For years, the Gorge had been the only real name in the Washington state mega-concert game. Now there were two. This newcomer --the White River Amphitheater -- was smaller and uglier, but it was closer -- so much closer -- to the west side's population centers.





Bands like Rush, who'd struggle to fill the Gorge in the best of times, flocked.





As gas prices headed northward, as fewer bands proved capable of drawing Gorge-sized attendance, and as the decade-long novelty of the world's prettiest concert venue wore off, White River became less an alternative than choice No. 1.





For us on the east side, the Gorge remained the only game in the region. That was until last weekend, when Clint Black (OMG YES! Clint Black), Jim Boyd and Sammy Eubanks inaugurated the Two Rivers Amphitheatre in Davenport. The 7,000-ish seat venue is angling to be the White River of the east. Situating itself closer to Spokane than the Gorge, offering a big but not huge venue that will service huge but not monstrous names. It'll be interesting whether the venue diversifies beyond its current country/classic rock lineup as time wears on.

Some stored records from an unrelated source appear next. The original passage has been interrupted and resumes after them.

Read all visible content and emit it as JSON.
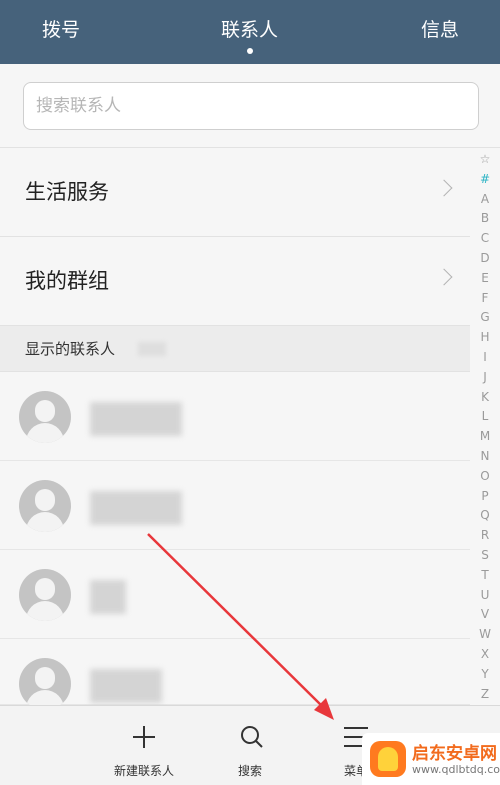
{
  "tabs": {
    "dial": "拨号",
    "contacts": "联系人",
    "messages": "信息"
  },
  "search": {
    "placeholder": "搜索联系人",
    "value": ""
  },
  "entries": [
    {
      "label": "生活服务"
    },
    {
      "label": "我的群组"
    }
  ],
  "section": {
    "label": "显示的联系人"
  },
  "index_letters": [
    "☆",
    "#",
    "A",
    "B",
    "C",
    "D",
    "E",
    "F",
    "G",
    "H",
    "I",
    "J",
    "K",
    "L",
    "M",
    "N",
    "O",
    "P",
    "Q",
    "R",
    "S",
    "T",
    "U",
    "V",
    "W",
    "X",
    "Y",
    "Z"
  ],
  "bottom_actions": {
    "new_contact": "新建联系人",
    "search": "搜索",
    "menu": "菜单"
  },
  "watermark": {
    "title": "启东安卓网",
    "url": "www.qdlbtdq.com"
  },
  "colors": {
    "tabbar": "#46627b",
    "index_active": "#2bb3c4",
    "annotation_arrow": "#e8373b"
  }
}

My guess is that it'll have to. Musicians who used to cross their fingers and play the Gorge will play Two Rivers with less fretting. There are fewer bands like the Police in the world and even fewer like Dave Mathews. The smaller their numbers get, the thinner, more atrophied legs the Gorge -- awesome as it may still be -- has to stand on. Now that there are good alternatives on either side, those legs might get swiped out altogether.